# How to get Windows 10 file explorer to resemble OSX Column view



## MPortmann

Can anyone recommend 3rd party software or other options that can do this, to see all sub folders (pic below)? This is for my slave PC which has all my sample libraries. Thanks


----------



## Kevin Fortin

I haven't used it, so this is not a recommendation, but it looks like One Commander might be the only file explorer for Windows that has a column mode:









One Commander - Modern files manager for Windows 11 and Windows 10


Windows 11 file manager with dual-pane view, tabs, themes, columns view, built-in preview, and much more.




www.onecommander.com


----------



## MPortmann

Kevin Fortin said:


> I haven't used it, so this is not a recommendation, but it looks like One Commander might be the only file explorer for Windows that has a column mode:
> 
> 
> 
> 
> 
> 
> 
> 
> 
> One Commander - Modern files manager for Windows 11 and Windows 10
> 
> 
> Windows 11 file manager with dual-pane view, tabs, themes, columns view, built-in preview, and much more.
> 
> 
> 
> 
> www.onecommander.com


I’ll try it out. Thanks


----------



## Kevin Fortin

I'm trying it out, too. I noticed it can seem to freeze when calculating folder sizes, but in the settings (gear icon, lower left), on the General tab, you can uncheck "Show folder sizes."


----------



## Kevin Fortin

Another optimization tip: on the Theme tab in Settings, uncheck the "Use Acrylic Window."


----------



## sostenuto

Kevin Fortin said:


> Another optimization tip: on the Theme tab in Settings, uncheck the "Use Acrylic Window."

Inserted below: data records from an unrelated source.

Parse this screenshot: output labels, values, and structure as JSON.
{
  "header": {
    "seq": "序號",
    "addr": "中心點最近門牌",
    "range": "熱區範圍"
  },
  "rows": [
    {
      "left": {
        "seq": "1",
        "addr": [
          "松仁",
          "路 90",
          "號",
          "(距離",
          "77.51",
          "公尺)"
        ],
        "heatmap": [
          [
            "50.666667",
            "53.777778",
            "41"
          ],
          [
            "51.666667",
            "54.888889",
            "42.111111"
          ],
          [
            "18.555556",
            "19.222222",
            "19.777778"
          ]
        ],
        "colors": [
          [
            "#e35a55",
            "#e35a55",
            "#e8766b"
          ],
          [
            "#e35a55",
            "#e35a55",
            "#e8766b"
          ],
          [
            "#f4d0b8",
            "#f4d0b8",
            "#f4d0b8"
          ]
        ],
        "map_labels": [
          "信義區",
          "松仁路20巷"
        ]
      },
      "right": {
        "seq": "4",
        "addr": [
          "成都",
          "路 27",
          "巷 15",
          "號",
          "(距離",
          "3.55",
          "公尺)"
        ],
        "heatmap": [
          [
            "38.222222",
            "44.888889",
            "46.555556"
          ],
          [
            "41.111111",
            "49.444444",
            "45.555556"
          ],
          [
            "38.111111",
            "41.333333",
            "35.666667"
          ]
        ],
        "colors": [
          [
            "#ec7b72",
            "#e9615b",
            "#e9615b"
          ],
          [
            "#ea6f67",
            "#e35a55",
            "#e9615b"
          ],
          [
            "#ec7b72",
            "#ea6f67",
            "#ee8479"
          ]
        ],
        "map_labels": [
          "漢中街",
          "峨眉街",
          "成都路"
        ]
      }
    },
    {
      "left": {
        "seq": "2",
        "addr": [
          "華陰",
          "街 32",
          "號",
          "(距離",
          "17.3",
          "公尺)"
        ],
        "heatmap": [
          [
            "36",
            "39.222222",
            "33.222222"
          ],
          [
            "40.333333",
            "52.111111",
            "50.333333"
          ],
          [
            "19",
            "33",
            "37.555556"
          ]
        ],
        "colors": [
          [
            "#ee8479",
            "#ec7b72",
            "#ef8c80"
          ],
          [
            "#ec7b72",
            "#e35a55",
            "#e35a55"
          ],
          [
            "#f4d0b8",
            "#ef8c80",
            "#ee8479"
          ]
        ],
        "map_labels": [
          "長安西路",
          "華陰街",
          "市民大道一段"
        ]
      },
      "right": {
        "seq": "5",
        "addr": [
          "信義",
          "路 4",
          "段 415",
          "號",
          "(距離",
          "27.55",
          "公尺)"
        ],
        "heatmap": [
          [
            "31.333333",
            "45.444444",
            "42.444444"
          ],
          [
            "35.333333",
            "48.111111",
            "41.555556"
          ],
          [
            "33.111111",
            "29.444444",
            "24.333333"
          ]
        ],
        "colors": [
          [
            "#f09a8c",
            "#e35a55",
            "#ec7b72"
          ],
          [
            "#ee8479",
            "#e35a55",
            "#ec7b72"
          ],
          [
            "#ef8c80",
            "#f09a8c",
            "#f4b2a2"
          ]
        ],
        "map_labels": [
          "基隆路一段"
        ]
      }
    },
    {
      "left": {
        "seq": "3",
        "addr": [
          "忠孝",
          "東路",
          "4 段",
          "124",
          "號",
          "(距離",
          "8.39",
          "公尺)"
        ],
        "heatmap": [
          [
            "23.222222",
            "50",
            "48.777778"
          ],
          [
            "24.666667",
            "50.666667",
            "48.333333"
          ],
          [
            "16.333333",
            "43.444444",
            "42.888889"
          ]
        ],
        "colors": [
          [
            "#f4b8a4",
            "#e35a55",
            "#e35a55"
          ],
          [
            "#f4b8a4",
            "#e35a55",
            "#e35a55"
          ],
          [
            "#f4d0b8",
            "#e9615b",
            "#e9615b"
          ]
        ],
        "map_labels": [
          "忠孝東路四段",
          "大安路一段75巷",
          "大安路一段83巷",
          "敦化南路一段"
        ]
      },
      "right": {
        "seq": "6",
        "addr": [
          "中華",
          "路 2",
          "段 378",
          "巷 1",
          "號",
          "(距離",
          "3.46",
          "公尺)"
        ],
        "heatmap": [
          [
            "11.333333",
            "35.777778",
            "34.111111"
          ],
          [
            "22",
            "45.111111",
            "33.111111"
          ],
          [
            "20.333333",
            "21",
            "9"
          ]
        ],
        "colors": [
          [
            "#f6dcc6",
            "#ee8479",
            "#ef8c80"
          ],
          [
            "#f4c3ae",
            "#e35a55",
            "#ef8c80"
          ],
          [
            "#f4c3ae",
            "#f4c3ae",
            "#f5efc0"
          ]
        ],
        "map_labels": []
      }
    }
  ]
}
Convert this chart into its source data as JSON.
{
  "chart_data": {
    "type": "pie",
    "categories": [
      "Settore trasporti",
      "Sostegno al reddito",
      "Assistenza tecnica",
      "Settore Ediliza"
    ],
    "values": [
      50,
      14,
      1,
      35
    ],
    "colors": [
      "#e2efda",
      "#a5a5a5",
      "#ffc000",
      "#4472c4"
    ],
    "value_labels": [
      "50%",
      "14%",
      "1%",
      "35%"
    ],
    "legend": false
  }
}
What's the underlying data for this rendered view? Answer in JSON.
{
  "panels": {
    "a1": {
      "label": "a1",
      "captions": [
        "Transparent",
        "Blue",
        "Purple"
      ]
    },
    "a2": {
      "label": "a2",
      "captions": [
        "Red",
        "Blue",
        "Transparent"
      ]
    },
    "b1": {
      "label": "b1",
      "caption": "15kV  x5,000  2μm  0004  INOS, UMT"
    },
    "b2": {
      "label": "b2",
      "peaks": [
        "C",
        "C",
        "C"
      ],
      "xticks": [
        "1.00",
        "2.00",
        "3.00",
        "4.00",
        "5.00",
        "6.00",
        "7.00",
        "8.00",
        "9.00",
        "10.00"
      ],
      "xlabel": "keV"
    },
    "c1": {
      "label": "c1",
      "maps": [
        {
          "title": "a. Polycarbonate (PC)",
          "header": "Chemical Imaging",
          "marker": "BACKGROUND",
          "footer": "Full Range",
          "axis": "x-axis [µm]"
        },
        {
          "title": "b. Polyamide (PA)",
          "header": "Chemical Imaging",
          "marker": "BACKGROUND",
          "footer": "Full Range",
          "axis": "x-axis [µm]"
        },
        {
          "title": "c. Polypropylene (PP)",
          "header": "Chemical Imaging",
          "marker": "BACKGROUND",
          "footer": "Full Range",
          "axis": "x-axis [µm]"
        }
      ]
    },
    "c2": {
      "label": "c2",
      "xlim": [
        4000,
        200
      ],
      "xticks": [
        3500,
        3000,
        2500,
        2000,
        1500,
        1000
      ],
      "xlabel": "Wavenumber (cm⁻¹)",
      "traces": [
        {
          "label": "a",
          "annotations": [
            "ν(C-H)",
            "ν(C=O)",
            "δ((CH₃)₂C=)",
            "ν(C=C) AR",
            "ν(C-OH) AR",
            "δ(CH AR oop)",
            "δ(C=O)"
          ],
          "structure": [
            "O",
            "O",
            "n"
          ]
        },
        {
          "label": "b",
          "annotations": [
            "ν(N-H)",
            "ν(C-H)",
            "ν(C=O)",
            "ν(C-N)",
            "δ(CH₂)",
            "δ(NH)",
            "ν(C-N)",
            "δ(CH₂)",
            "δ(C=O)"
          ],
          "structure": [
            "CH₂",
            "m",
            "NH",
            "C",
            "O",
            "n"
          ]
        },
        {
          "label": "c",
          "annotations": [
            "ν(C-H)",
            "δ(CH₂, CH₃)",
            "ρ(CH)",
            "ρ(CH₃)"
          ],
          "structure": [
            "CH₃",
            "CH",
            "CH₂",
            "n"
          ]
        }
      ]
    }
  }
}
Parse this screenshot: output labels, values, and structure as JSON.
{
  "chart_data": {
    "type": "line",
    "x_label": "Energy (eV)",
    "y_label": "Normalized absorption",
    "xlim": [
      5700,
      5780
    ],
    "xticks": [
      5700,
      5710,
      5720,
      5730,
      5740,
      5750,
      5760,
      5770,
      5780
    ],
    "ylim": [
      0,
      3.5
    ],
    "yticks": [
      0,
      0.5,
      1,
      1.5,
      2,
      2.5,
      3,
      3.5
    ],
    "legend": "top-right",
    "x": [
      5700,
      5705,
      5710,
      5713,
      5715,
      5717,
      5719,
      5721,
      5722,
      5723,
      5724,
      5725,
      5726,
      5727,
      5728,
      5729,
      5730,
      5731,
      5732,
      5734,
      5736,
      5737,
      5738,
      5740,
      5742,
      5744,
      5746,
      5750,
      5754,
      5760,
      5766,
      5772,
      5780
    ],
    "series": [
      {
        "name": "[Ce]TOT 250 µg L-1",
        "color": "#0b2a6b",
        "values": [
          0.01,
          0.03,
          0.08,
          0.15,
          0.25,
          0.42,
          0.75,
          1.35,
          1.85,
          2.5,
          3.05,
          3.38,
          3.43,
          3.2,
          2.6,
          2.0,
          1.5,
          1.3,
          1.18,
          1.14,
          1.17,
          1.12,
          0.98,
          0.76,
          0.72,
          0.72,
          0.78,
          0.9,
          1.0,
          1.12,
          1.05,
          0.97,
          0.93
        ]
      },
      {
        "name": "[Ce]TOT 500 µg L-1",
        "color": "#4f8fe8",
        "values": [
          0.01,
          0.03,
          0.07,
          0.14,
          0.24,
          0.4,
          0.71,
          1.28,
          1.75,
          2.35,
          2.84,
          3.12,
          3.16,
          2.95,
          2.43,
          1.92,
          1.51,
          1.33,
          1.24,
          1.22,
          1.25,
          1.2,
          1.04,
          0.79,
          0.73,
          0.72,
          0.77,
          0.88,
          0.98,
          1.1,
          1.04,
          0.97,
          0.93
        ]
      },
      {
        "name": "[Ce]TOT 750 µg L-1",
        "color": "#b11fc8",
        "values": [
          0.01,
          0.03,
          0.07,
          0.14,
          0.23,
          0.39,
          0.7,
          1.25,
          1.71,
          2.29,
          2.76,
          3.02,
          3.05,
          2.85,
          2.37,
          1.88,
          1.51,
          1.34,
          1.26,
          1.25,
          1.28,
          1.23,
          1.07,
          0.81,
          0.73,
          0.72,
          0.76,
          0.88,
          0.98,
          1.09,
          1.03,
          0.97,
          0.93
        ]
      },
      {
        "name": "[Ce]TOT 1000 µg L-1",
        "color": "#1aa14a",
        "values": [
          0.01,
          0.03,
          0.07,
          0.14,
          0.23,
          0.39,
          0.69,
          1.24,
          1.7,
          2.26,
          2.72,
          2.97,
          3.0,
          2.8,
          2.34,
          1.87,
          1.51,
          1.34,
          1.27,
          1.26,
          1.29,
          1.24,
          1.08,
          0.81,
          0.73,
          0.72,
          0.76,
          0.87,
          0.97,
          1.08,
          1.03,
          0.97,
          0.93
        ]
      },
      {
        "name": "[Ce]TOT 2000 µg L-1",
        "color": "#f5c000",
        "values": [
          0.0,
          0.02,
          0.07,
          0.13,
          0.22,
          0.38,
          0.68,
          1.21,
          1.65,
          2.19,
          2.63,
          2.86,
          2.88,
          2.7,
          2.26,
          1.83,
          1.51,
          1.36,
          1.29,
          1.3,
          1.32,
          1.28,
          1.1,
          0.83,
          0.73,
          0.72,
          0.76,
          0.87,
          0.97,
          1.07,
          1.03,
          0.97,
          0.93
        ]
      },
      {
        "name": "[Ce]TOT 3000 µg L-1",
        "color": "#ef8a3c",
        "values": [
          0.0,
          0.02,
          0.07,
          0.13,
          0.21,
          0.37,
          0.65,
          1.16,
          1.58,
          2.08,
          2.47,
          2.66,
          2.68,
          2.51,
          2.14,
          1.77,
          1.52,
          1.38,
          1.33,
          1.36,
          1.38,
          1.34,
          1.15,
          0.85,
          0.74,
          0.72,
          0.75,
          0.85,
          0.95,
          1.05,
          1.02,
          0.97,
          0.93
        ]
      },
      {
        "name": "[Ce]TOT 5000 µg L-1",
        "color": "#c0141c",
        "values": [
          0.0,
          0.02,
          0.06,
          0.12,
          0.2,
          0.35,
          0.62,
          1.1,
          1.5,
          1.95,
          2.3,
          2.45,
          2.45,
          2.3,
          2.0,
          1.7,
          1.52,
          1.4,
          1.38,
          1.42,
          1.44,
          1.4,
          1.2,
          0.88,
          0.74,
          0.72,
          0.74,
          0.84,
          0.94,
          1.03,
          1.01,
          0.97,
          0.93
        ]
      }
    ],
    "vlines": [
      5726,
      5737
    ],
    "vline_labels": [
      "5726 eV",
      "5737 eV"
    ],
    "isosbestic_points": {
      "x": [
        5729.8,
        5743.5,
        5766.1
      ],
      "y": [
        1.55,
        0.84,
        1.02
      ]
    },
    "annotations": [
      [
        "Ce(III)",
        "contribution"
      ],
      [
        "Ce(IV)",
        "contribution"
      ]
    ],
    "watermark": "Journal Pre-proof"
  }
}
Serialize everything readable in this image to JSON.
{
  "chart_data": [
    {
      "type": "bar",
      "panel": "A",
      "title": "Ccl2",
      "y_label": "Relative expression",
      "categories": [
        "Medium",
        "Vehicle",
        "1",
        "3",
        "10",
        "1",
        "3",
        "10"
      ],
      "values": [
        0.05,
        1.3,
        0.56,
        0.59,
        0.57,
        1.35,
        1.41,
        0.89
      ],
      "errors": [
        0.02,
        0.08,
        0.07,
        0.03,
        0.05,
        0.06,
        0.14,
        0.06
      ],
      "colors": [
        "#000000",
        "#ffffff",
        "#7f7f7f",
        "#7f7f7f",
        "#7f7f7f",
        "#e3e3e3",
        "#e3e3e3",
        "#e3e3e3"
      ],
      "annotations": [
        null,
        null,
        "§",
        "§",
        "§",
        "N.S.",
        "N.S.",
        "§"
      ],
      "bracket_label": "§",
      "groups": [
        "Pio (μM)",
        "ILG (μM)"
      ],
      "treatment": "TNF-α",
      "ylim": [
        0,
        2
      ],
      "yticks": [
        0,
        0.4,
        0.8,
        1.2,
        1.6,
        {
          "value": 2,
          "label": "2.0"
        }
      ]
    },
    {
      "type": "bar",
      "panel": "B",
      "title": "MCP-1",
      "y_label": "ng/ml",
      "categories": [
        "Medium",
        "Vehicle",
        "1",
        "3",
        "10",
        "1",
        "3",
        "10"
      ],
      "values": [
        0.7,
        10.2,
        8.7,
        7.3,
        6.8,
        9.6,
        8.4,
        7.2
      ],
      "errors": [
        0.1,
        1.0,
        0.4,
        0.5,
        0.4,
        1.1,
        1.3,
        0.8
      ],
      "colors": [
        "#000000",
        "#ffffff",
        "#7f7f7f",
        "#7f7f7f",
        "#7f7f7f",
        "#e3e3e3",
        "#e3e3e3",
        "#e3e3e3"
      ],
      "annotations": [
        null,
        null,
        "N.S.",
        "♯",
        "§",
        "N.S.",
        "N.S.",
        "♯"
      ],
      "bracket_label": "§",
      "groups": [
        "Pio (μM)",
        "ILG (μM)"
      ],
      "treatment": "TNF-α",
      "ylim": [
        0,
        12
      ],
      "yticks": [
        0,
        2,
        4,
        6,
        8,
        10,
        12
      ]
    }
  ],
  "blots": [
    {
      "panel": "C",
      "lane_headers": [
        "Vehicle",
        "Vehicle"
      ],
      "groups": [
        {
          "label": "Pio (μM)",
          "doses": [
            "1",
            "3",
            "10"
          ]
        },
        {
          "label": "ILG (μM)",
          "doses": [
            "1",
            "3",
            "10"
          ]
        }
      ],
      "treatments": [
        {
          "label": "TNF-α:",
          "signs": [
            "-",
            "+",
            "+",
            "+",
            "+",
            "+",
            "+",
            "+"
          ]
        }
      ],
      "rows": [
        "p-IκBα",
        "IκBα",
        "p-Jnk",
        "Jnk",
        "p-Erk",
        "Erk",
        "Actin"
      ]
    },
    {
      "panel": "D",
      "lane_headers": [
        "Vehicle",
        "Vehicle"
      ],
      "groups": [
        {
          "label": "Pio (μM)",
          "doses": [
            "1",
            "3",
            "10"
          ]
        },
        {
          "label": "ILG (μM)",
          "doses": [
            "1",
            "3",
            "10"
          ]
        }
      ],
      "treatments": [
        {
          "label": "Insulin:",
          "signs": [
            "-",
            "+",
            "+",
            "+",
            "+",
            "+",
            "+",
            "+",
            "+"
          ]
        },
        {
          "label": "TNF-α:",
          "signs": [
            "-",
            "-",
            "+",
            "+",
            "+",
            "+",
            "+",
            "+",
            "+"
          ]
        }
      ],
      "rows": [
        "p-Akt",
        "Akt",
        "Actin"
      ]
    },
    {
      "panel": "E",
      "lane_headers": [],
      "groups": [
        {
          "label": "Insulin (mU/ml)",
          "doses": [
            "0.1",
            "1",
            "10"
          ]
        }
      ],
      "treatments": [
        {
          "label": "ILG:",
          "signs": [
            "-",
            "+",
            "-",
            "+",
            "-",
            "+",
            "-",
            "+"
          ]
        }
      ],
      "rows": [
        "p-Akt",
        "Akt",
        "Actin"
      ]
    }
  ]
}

Not finding this option. Can you detail specific choices once in Settings ? THX !


----------



## Kevin Fortin

sostenuto said:


> Not finding this option. Can you detail specific choices once in Settings ? THX !


I should have been more clear: I meant the settings for One Commander, not Windows itself. On the Theme tab, the checkbox for "Use Acrylic Window" is just above the Accent Colors.


----------



## Kevin Fortin

One Commander is pretty cool, but I'm so used to using the built-in File Explorer in Windows that I'm not sure I will switch to it for everyday use.


----------



## GigStage

I'm using Q-Dir. It has 4 panes, tab support, and other goodies. It really helps me to be more productive. It's a shame that Microsoft didn't improve Windows Explorer in Windows 11 to include at least two panes...


----------